# Cape May Rips



## Surf City Angler (May 27, 2008)

On a charter Sunday morning fishing the Cape May Rips.

What am i in for?


----------



## RuddeDogg (Mar 20, 2004)

Hey Surf, 

Chances should be good. When I fish the rips I use a green 2-3oz buck tail and white grub curl tail. Make for lots of shorty fun. Who ya goin with?


----------



## Surf City Angler (May 27, 2008)

A friend of mine can't make it Sunday, so i am taking his spot. He said it was already paid for and its mine for free, couldn't turn that down. Its a charter boat, The Hunter with Capt Eddie Yates, out of the Harborview Marina.

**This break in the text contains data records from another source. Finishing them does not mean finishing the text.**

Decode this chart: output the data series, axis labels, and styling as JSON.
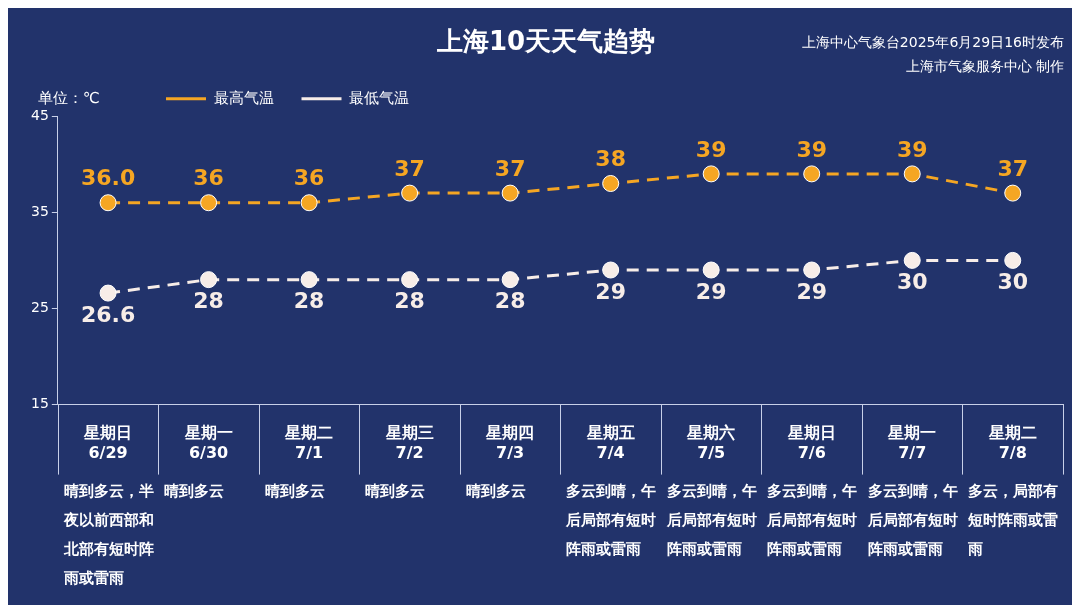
{
  "chart_data": {
    "type": "line",
    "title": "上海10天天气趋势",
    "ylabel": "单位：℃",
    "categories": [
      "星期日 6/29",
      "星期一 6/30",
      "星期二 7/1",
      "星期三 7/2",
      "星期四 7/3",
      "星期五 7/4",
      "星期六 7/5",
      "星期日 7/6",
      "星期一 7/7",
      "星期二 7/8"
    ],
    "series": [
      {
        "name": "最高气温",
        "color": "#f5a623",
        "values": [
          36,
          36,
          36,
          37,
          37,
          38,
          39,
          39,
          39,
          37
        ],
        "value_labels": [
          "36.0",
          "36",
          "36",
          "37",
          "37",
          "38",
          "39",
          "39",
          "39",
          "37"
        ]
      },
      {
        "name": "最低气温",
        "color": "#f7ede8",
        "values": [
          26.6,
          28,
          28,
          28,
          28,
          29,
          29,
          29,
          30,
          30
        ],
        "value_labels": [
          "26.6",
          "28",
          "28",
          "28",
          "28",
          "29",
          "29",
          "29",
          "30",
          "30"
        ]
      }
    ],
    "ylim": [
      15,
      45
    ],
    "yticks": [
      15,
      25,
      35,
      45
    ],
    "grid": false,
    "legend": "top left",
    "marker": "circle",
    "line_style": "dashed",
    "annotations": [
      "上海中心气象台2025年6月29日16时发布",
      "上海市气象服务中心 制作",
      "晴到多云，半夜以前西部和北部有短时阵雨或雷雨",
      "晴到多云",
      "晴到多云",
      "晴到多云",
      "晴到多云",
      "多云到晴，午后局部有短时阵雨或雷雨",
      "多云到晴，午后局部有短时阵雨或雷雨",
      "多云到晴，午后局部有短时阵雨或雷雨",
      "多云到晴，午后局部有短时阵雨或雷雨",
      "多云，局部有短时阵雨或雷雨"
    ]
  }
}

If anyone wants to book a trip, this boat/captain come highly recommended.


----------



## RuddeDogg (Mar 20, 2004)

This is true. Good boat and captain and he can put ya on the meat with fish.


----------



## MDubious (May 10, 2008)

Your in for great striper fishin bro!


----------



## Surf City Angler (May 27, 2008)

cool, maybe i'll get my first keeper (which really doesnt count since my first official keeper has to be from the surf, boats don't count in my world)


----------



## RuddeDogg (Mar 20, 2004)

Surf City Angler said:


> cool, maybe i'll get my first keeper (which really doesnt count since my first official keeper has to be from the surf, boats don't count in my world)


True, but catchin is catchin.


----------



## rgking03 (Mar 20, 2005)

*Stripers*

If you wanna fish the Legandary Shrewsbury Rocks for Linesides then give me a shout sailing every weekend On the Tunawahoo... PITCH PITCH


----------



## RuddeDogg (Mar 20, 2004)

Don't go on that boat. The mate smells music and hears colors. The dude is crazier than dog in a hubcap factory!!!!!!!!!!!!!!


----------



## Sandcrab (Mar 20, 2002)

RuddeDogg said:


> Hey Surf,
> 
> Chances should be good. When I fish the rips I use a green 2-3oz buck tail and white grub curl tail. Make for lots of shorty fun. Who ya goin with?


RD,

I heard that Diamond jigs (4-6 oz) work great in the rips as well... Is this true?

Sandcrab


----------



## RuddeDogg (Mar 20, 2004)

Yep I haver heard that guys use them, they use the ones with the colored trailers instead of the plain jig.


----------



## Surf City Angler (May 27, 2008)

Skunked.

Dont think we were in the rips though, we hit four seperate bays south of Cape May.

8 hours of fishing, 13 people and only one striper caught, 31 incher.


----------



## RuddeDogg (Mar 20, 2004)

Hey Surf, 

The usual spot is right out of the cape may inlet. They aren't big and ya have to work quick. Should have gone to 60ft Slough.


----------



## Surf City Angler (May 27, 2008)

The boat went through the canal and we went right up the Delaware Bay on the Jersey side.

The last place we hit was up by Fortescue.

Apparently this is the first time that limits weren't caught, figures!


----------



## RuddeDogg (Mar 20, 2004)

Well, other boats have posted on other boards about decent numbers of fish being boated, but my question is how may of them were keepers? Things have been slow so far a few here and there.


----------



## Surf City Angler (May 27, 2008)

Cold Water!


----------



## RuddeDogg (Mar 20, 2004)

Yep. I dont where the local news is gettin their temps but I can tell ya that they are way off.


----------



## Surf City Angler (May 27, 2008)

First tournament is 10 days away and i have no idea what to plan for.


----------



## RuddeDogg (Mar 20, 2004)

Surf City Angler said:


> First tournament is 10 days away and i have no idea what to plan for.


is that in my neck of the woods or further north? If its down my way I would plan for blues and striper and even some small black drum. I have only heard of one puppy black drum 25-30lb range being caught in the surf, so ya never know.


----------



## Surf City Angler (May 27, 2008)

Brigantine.

Spotting blues out there?


----------



## RuddeDogg (Mar 20, 2004)

haven't heard to much up that way, but down here I know of some blues being caught. Nothing big average in the 2lb range.


----------